Can airline deny one one's tickets if one doesn't present the credit card with which one bought the tickets?opera house opera theater
Yes, they can do this, they do it as a protection against fraud.
Yes they can, the can also deny you passage without a proper picture ID, or if your are drunk.
Probably, unless there's another way you can identify you're the person who's name appears in the tickets, which most likely you would have your ID present, right? Then they shouldn't have any problems with seeing your id instead. I don't see why they make it a problem.
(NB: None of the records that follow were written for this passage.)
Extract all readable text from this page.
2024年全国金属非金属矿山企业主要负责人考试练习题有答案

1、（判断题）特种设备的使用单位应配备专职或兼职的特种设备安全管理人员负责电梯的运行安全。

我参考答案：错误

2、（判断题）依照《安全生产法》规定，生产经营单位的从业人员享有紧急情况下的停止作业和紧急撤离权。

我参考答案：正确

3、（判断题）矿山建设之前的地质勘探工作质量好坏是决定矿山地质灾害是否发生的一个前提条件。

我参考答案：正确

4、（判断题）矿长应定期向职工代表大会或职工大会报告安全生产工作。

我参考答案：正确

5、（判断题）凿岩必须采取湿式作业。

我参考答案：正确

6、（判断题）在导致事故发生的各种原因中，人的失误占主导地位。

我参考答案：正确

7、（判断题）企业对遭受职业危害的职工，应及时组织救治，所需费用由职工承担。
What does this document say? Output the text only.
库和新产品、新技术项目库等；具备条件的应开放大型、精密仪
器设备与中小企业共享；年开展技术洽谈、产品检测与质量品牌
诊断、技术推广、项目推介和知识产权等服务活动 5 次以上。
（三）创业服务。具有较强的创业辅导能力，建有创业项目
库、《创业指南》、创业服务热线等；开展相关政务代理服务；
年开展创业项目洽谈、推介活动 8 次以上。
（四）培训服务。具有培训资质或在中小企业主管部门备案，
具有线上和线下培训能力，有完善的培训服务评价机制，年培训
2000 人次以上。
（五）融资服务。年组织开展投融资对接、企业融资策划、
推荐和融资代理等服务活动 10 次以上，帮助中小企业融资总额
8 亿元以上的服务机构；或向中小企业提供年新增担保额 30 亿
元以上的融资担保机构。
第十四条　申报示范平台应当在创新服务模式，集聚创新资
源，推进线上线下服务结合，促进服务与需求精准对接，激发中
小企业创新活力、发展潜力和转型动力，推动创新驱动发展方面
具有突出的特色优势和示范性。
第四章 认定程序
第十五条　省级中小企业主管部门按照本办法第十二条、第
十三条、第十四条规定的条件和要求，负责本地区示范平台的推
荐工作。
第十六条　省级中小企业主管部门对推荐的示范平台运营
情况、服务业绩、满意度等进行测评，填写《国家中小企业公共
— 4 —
No, you just need to show another form of ID or another Credit card with your name on it.
They don't want ID, they want $$$$$. At some airlines, the computer at check-in is set up to ask for the credit card to be swiped and secret code on the card manually entered before the machine will print your boarding pass. So this could be a problem for you. If you have another credit card with you, they can probably work it out using the new card and let you board then sort out payment later.
I had this same problem once at Bradley. Our family was using the e-ticket option (which, while not exactly in it's infancy, was still a relatively new program) and when we were asked to swipe the credit card we originally used to purchase the tickets, we got a little confused (it was a Disney trip we'd purchased almost a year earlier). We swiped a couple of different cards in an attempt to get the machine to print our tickets, with no luck.
My husband went and found an available ticket agent who picked up the phone to call the airlines to help us bypass the eticket process just as I inserted the CORRECT card (I took that experience as a sign that we needed to streamline our wallets and get rid of several bankcards after that ridiculous exercise).
My understanding is that the credit card does not necessarily NEED to be presented, although it's the quickest way to get an eticket printed.
What would have happened to our family or the person that you refer to had the tickets been purchased online by a third party as a gift -- or as a way to get that person to another location in the event of an emergency? The purchaser would almost certainly have NOT been present and thus neither would his credit card. I can't imagine that an airline could, legally, deny a ticket for such a thing. Still, in these suspicious times, I suspect stranger -- and perhaps even tragic -- things have happened to weary travelers.
Of course I'm sure this won't help your friend now...I sure hope he a) found his credit card; and b) managed to get out of DC.